A question for the ages: If you spend an hour in the kitchen creating a wholesome, nourishing, delicious meal from scratch and don't Instagram it, did it ever really happen? (More importantly, who is actually eating all those smoothie bowls on Instagram?)

Nigella Lawson, whose new cookbook hits shelves this week, recently wrote in the Guardian about the many ways in which the internet has changed the way we cook.

The internet has given us access to different cultures' ingredients, with pantries likely to stock equal amounts of harissa, miso, and barbecue sauce, and a more connected global kitchen, with recipes traveling between cooks on different sides of the globe at lightning speed.

And, thanks to Instagram, there's more emphasis placed on the aesthetics and camera-readiness of our food than ever before. "It can make a cook despair," she writes. "When I post a picture of a stew, I feel I have to remind people — who find the messy brownness unappealing — that 1) stews are brown and 2) brown food tastes the best." With Instagram, cooking is no longer just for private consumption — it's performance. And that's enough to give any home cook a bit of performance anxiety.

All those wholesome farro bowls and cacao nib-dusted matcha smoothies are, indeed, as lovely to look at as they are to eat. As Amanda Mull explored for Eater earlier this year, Instagram has had the curious effect of transforming the role of food from that of nourishment to that of performance and status. Instagram food is aesthetic fodder, and in the land of Internet points, a monochromatic slab of baked mac 'n cheese can't hold a candle to sushi burritos or matcha lattes.

But to paraphrase Nigella, it's often the homely, aesthetically unappealing dishes — you know, the drab brown stews and khaki gravy-slathered casseroles — that bring us the most happiness. "It doesn't really matter to me whether people post pictures of stews on Instagram or Pinterest, but it does worry me if they stop cooking them," she writes. "Not because it would be a bad thing, but because it would be a sad thing."

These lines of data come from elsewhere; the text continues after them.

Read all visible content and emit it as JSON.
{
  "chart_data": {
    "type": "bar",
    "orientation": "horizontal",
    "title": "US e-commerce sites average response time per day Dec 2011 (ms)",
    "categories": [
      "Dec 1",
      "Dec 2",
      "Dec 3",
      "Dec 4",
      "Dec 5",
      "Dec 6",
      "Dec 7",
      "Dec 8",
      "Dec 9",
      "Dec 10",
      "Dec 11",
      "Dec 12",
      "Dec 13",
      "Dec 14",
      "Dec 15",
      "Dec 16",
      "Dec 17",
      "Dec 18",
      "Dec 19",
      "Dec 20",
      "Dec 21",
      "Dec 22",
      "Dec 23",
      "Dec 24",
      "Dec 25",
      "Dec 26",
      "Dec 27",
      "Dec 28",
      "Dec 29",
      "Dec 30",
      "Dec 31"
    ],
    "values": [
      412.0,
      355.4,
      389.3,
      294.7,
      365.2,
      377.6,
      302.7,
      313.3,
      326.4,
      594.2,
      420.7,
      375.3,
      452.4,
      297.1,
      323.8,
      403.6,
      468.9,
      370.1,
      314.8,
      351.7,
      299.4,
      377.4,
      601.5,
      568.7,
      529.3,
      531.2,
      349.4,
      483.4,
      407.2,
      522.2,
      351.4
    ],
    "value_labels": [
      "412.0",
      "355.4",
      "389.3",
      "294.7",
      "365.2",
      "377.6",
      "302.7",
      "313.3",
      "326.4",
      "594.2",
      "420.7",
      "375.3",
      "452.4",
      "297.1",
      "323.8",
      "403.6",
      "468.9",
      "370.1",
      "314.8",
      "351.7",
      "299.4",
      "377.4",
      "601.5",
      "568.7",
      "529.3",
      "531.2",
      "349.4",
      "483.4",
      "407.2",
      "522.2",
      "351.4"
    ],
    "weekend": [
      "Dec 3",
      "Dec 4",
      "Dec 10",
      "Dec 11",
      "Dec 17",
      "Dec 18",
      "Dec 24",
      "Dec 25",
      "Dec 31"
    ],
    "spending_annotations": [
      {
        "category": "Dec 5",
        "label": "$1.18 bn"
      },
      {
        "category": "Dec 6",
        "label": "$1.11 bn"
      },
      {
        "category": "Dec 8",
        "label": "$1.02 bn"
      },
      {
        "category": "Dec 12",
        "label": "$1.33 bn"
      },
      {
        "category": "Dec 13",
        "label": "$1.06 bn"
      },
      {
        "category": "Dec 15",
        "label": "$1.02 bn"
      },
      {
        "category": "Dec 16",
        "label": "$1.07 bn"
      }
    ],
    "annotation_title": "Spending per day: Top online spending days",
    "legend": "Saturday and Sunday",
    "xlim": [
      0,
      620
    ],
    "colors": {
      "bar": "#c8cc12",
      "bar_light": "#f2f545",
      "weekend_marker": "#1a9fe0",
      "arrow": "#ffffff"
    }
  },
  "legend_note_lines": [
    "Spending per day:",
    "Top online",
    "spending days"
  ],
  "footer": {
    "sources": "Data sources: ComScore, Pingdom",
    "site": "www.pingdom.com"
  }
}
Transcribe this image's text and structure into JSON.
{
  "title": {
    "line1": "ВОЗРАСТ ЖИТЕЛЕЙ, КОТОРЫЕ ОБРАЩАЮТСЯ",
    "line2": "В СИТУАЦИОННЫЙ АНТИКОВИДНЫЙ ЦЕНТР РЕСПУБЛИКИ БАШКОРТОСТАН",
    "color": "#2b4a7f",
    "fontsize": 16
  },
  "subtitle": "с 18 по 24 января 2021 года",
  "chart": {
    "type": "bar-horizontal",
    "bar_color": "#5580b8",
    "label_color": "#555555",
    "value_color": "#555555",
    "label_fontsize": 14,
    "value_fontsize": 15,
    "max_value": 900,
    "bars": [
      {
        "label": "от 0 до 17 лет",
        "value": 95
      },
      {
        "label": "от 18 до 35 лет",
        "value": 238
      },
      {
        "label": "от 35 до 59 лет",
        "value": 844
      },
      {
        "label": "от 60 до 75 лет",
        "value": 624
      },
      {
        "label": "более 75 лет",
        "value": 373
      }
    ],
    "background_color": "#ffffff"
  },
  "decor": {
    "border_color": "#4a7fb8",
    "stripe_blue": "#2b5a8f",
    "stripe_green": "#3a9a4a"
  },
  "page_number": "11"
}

As someone with both an Instagram account and a staunch love for the beige diet, I get it: a broth-splattered vat of beef stew or a trough of chili will never net as many likes as, say, a perfectly styled shot of fluffy cloud eggs on a sleek marble tabletop. But stew comforts me in a way that whipped egg whites can't. Throwing together an ad-libbed mess of beans that results in a delicious chili brings me a satisfaction that feels different from closely following a complicated recipe to the letter (or standing in line for an hour just to get my hands on a Cronut).

A little chaos is a good thing. And, like a beloved pair of sweatpants or a decadent couch-bound Netflix marathon, sometimes the things that bring us the most comfort aren't always the most aesthetically pleasing.

Plus, some meals are just too good to stop and photograph.